It’s fitting that the last comedy that I saw before this was Women on the Verge of a Nervous Breakdown, as this felt like Woody Allen spent a weekend going through his Viva Pedro box set and then sat down to write a film(among the tone and characters, see also the guitar scene). Allen should take notes from Almodóvar more often, if this was in fact the case, because the result is the funniest Allen film that I have seen. The close second, Annie Hall, made me laugh more in retrospect than during (though I have only seen it once). Most of this is thanks to Penelope Cruz. Cruz was unfortunately absent inWomen on the Verge, but her character here makes up for it (she might as well have stumbled out of the development pages of that film and wandered, drunkenly, in Woody’s subconscious). There is not a moment that she is in the frame, clinically and cynically unhinged by love’s consequences, that I wasn’t staring at her, smiling. But, like every good film that Allen has made, the laughs are secondary, and his misanthropic sentiments toward love and sex take precedence.

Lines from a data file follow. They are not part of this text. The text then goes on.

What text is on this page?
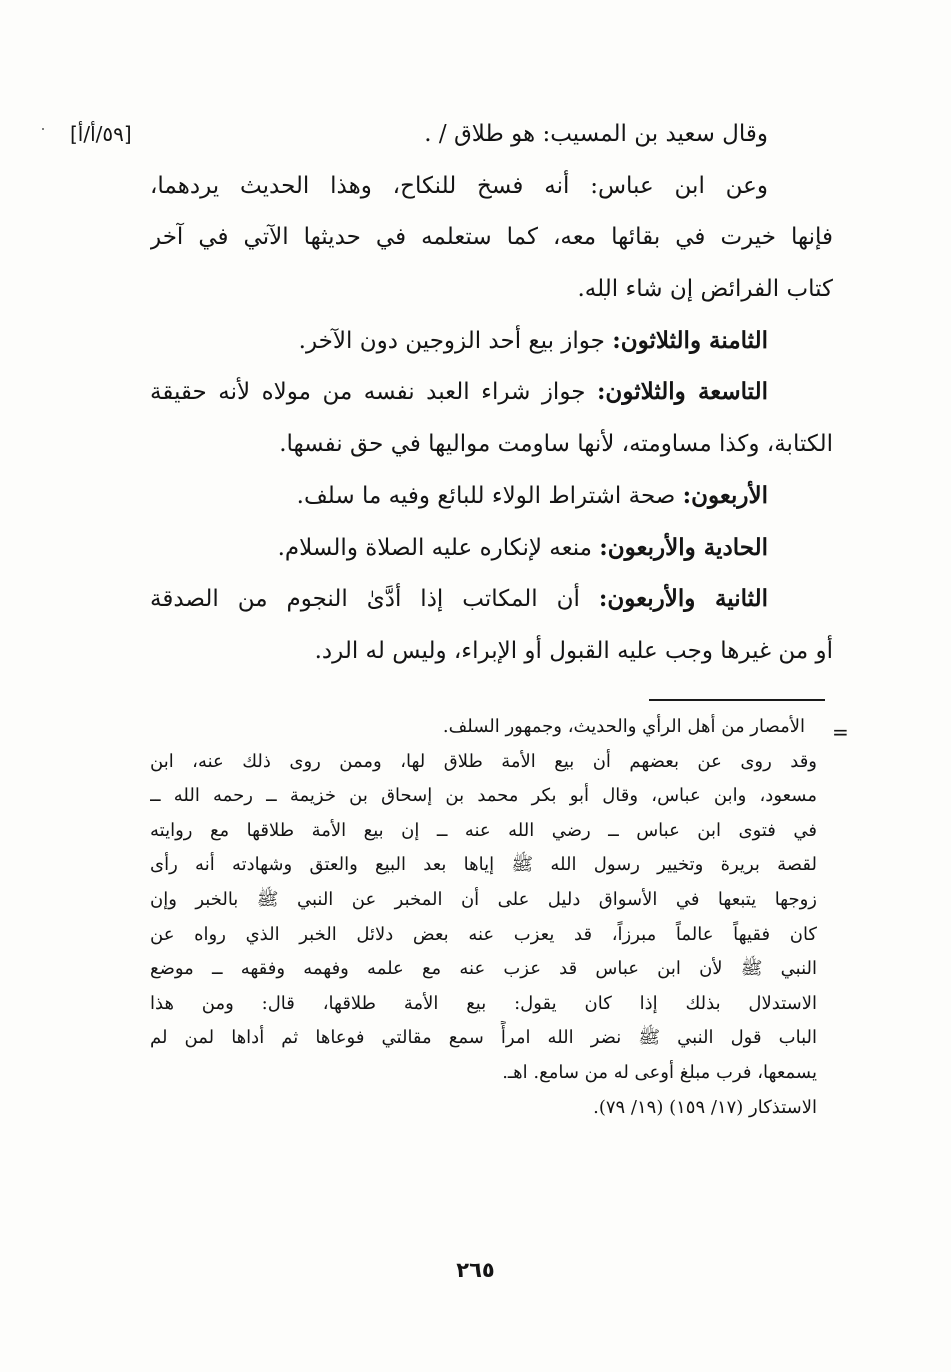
[٥٩/أ/أ]	وقال سعيد بن المسيب: هو طلاق / .
وعن ابن عباس: أنه فسخ للنكاح، وهذا الحديث يردهما،
فإنها خيرت في بقائها معه، كما ستعلمه في حديثها الآتي في آخر
كتاب الفرائض إن شاء الله.
الثامنة والثلاثون: جواز بيع أحد الزوجين دون الآخر.
التاسعة والثلاثون: جواز شراء العبد نفسه من مولاه لأنه حقيقة
الكتابة، وكذا مساومته، لأنها ساومت مواليها في حق نفسها.
الأربعون: صحة اشتراط الولاء للبائع وفيه ما سلف.
الحادية والأربعون: منعه لإنكاره عليه الصلاة والسلام.
الثانية والأربعون: أن المكاتب إذا أدَّىٰ النجوم من الصدقة
أو من غيرها وجب عليه القبول أو الإبراء، وليس له الرد.
=
الأمصار من أهل الرأي والحديث، وجمهور السلف.
وقد روى عن بعضهم أن بيع الأمة طلاق لها، وممن روى ذلك عنه، ابن
مسعود، وابن عباس، وقال أبو بكر محمد بن إسحاق بن خزيمة ــ رحمه الله ــ
في فتوى ابن عباس ــ رضي الله عنه ــ إن بيع الأمة طلاقها مع روايته
لقصة بريرة وتخيير رسول الله ﷺ إياها بعد البيع والعتق وشهادته أنه رأى
زوجها يتبعها في الأسواق دليل على أن المخبر عن النبي ﷺ بالخبر وإن
كان فقيهاً عالماً مبرزاً، قد يعزب عنه بعض دلائل الخبر الذي رواه عن
النبي ﷺ لأن ابن عباس قد عزب عنه مع علمه وفهمه وفقهه ــ موضع
الاستدلال بذلك إذا كان يقول: بيع الأمة طلاقها، قال: ومن هذا
الباب قول النبي ﷺ نضر الله امرأً سمع مقالتي فوعاها ثم أداها لمن لم
يسمعها، فرب مبلغ أوعى له من سامع. اهـ.
الاستذكار (١٧/ ١٥٩) (١٩/ ٧٩).
٢٦٥
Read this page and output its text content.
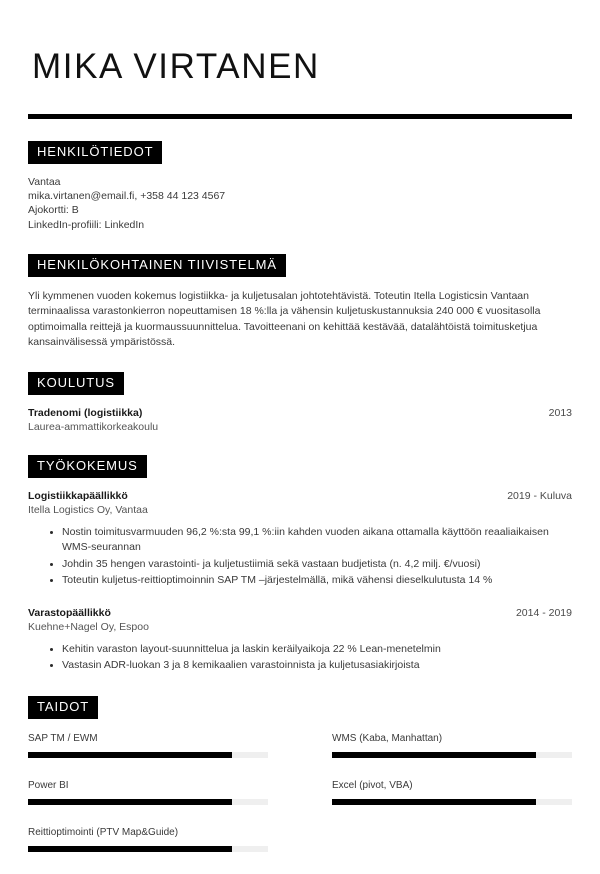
MIKA VIRTANEN
HENKILÖTIEDOT
Vantaa
mika.virtanen@email.fi, +358 44 123 4567
Ajokortti: B
LinkedIn-profiili: LinkedIn
HENKILÖKOHTAINEN TIIVISTELMÄ

Yli kymmenen vuoden kokemus logistiikka- ja kuljetusalan johtotehtävistä. Toteutin Itella Logisticsin Vantaan terminaalissa varastonkierron nopeuttamisen 18 %:lla ja vähensin kuljetuskustannuksia 240 000 € vuositasolla optimoimalla reittejä ja kuormaussuunnittelua. Tavoitteenani on kehittää kestävää, datalähtöistä toimitusketjua kansainvälisessä ympäristössä.

KOULUTUS
Tradenomi (logistiikka)	2013
Laurea-ammattikorkeakoulu
TYÖKOKEMUS
Logistiikkapäällikkö	2019 - Kuluva
Itella Logistics Oy, Vantaa
Nostin toimitusvarmuuden 96,2 %:sta 99,1 %:iin kahden vuoden aikana ottamalla käyttöön reaaliaikaisen WMS-seurannan
Johdin 35 hengen varastointi- ja kuljetustiimiä sekä vastaan budjetista (n. 4,2 milj. €/vuosi)
Toteutin kuljetus-reittioptimoinnin SAP TM –järjestelmällä, mikä vähensi dieselkulutusta 14 %
Varastopäällikkö	2014 - 2019
Kuehne+Nagel Oy, Espoo
Kehitin varaston layout-suunnittelua ja laskin keräilyaikoja 22 % Lean-menetelmin
Vastasin ADR-luokan 3 ja 8 kemikaalien varastoinnista ja kuljetusasiakirjoista
TAIDOT
SAP TM / EWM	WMS (Kaba, Manhattan)
Power BI	Excel (pivot, VBA)
Reittioptimointi (PTV Map&Guide)
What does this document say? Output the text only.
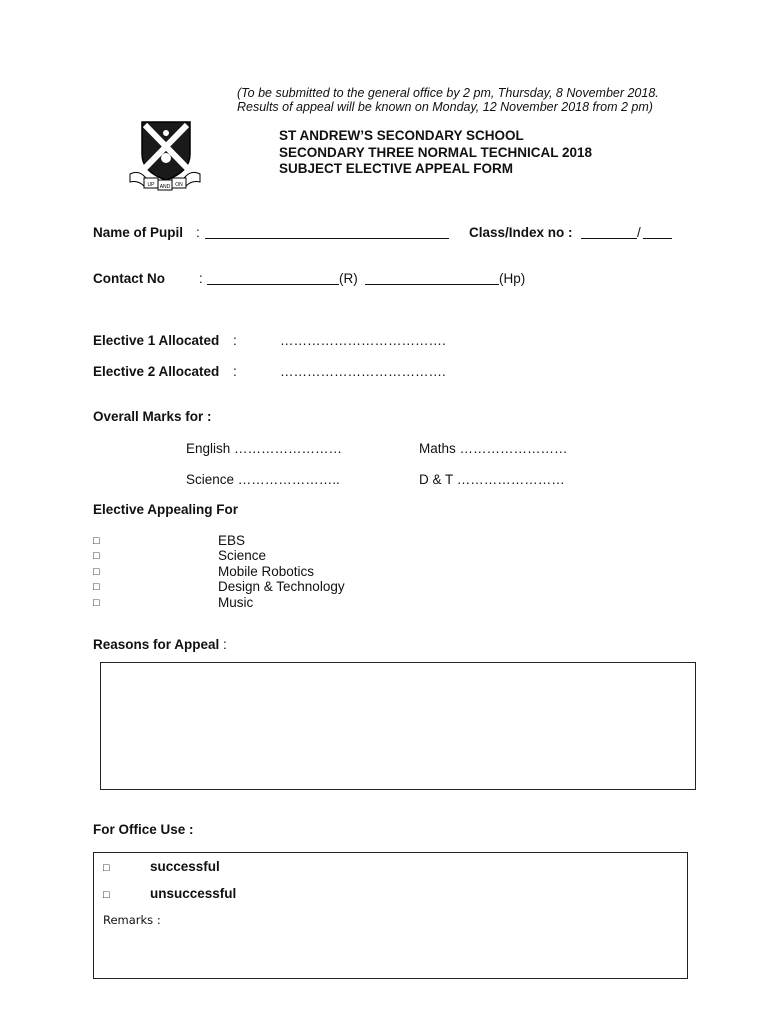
(To be submitted to the general office by 2 pm, Thursday, 8 November 2018.
Results of appeal will be known on Monday, 12 November 2018 from 2 pm)
UP AND ON
ST ANDREW’S SECONDARY SCHOOL
SECONDARY THREE NORMAL TECHNICAL 2018
SUBJECT ELECTIVE APPEAL FORM
Name of Pupil :	Class/Index no :	/
Contact No	:	(R)	(Hp)
Elective 1 Allocated :	……………………………….
Elective 2 Allocated :	……………………………….
Overall Marks for :
English ……………………	Maths ……………………
Science …………………..	D & T ……………………
Elective Appealing For
□	EBS
□	Science
□	Mobile Robotics
□	Design & Technology
□	Music
Reasons for Appeal :
For Office Use :
□	successful
□	unsuccessful
Remarks :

While Cruz’s Maria Elena is the glowing madwoman who makes this film such a beautiful farce, the most interesting character in the film is arguably Scarlet Johanson’s Cristina. Cristina comes off as hopelessly naive, but refreshingly impulsive, and her presence is often missed as much as, if not more than, Maria Elena’s is during the scenes with Vicky juggling her doofus fiancée and neurotic parents, easily the weaker sections of the film. Cristina enters and exits relationships on whims, and is in blunt contrast to Vicky’s commitment hell. When Cristina announces that she wants out of the menage e trois with Maria Elena and Juan Antonio, it refreshing because it feels like a such a simple and honest decisionIt is strange how satisfying it feels to see these characters making decisions that I want them to make. It’s a completely, viscerally rewarding viewing because Allen identifies urges that are innately inevitable and condemns the conventions that hold us back from happiness.
The film has a plasticky feel, in the warm and vivid colors and the ‘this-has-to-have-been-DNRed’ lack of grain in the image, to the slightly stilted line-deliveries by Johanson, Berdem, and Hall, to that pesky voiceover that has given so many viewers reservations about the film. It’s silly to complain, in this circumstance, that the voiceover is telling people what is happening instead of showing it visually, because the guy narrating is so hammy and blatantly ironic. The whores on the back alleys of Oviedo are clean and friendly, and the streets are immaculate. Allen is holding up bunny ears to the heads of traditional rom-coms and Spanish soap operas alike, sending Americans a Spanish postcard; crisp and glossy, worn edges and crumpled corners.